The study makes the most comprehensive calculation ever of the likelihood of that process -- known as "panspermia" -- occurring in the Milky Way.
Calculations showed there may be as many as 10 trillion asteroid-sized objects carrying life, according to Idan Ginsburg, a postdoctoral scholar at the Harvard University in the US.
The work also suggested there may be as many as 100 million objects the size of Saturn's moon Enceladus, which is about 500 kilometers in diameter, and as many as 1,000 Earth-sized objects also carrying life or prebiotic material.
"We are not the first to have discussed this, but we are the first to really look into this at such a level of detail," Ginsburg said.
"Other researchers have mentioned the possibility of galactic panspermia, but when we did the calculations we got these very large values. That suggests that this is not only possible, it's probable," Ginsburg said.
While it may seem unlikely that life -- even the tiniest bacteria -- could survive in the harsh conditions of deep space, Ginsburg said studies have repeatedly shown the opposite.

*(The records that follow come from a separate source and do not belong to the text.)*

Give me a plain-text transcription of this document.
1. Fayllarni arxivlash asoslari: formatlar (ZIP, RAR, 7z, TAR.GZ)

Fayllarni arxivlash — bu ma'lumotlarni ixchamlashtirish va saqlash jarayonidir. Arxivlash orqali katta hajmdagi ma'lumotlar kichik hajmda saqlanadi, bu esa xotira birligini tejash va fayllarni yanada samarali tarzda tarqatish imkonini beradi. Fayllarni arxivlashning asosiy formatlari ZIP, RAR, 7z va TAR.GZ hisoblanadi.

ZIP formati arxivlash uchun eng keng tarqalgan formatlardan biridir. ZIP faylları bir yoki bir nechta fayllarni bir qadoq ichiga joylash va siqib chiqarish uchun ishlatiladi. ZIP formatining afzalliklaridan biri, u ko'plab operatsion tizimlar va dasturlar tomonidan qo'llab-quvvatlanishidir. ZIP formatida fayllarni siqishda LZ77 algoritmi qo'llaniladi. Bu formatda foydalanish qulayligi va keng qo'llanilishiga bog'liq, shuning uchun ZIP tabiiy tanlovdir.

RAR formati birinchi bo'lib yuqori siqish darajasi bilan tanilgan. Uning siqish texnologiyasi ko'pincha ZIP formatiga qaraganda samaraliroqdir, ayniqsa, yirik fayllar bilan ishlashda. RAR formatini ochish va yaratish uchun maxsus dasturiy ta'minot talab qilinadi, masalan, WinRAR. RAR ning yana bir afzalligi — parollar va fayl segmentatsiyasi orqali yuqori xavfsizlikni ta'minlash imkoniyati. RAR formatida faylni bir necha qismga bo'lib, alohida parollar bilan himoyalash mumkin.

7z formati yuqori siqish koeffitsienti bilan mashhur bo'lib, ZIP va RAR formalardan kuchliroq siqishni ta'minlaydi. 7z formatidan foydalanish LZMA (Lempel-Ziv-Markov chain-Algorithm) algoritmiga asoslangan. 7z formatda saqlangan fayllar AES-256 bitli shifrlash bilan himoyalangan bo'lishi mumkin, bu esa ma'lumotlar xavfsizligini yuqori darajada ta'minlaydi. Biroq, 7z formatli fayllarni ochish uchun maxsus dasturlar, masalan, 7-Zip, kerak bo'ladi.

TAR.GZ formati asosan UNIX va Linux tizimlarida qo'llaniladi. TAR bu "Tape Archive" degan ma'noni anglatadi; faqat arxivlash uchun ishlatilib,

"The biggest worry people had for a long time with this idea was that UV radiation would just destroy life," he said.
"But it turns out if you're shielded, even just a few inches, by rock or ice, that's enough protection. There are even more complex life forms, like tardigrades, that can survive in space -- they simply go into hibernation.
"So we know that microbes on a planet can survive being ejected into space; they can survive in space and, in theory, survive re-entry to be transplanted from one planet to another," Ginsburg said.
To understand how the process might occur, researchers began by looking at the centre of the galaxy.
"Our solar system is fairly stable, but there are other places -- especially in the centre of the galaxy -- where things are much more dynamic, and objects can be and do get kicked out all the time," Ginsburg said.
"Planets, planetesimals, comets, moons, asteroids -- all should be plentiful in the galactic centre, so the galactic centre can act like a dandelion and seed these objects out to the rest of the galaxy," he said.
That process, Ginsburg said, is driven by the gravity slingshot effect produced by the super-massive black hole at the centre of the galaxy.
"With a black hole you can easily accelerate things to anywhere from 1,000 to over 10,000 kilometres-per-second," he said.
"That's fast enough to travel across the galaxy, but there is still a chance for an object like that to be captured by a solar system closer to the edge of the galaxy, so it's possible to transfer life across vast distances in a relatively short time," said Ginsburg.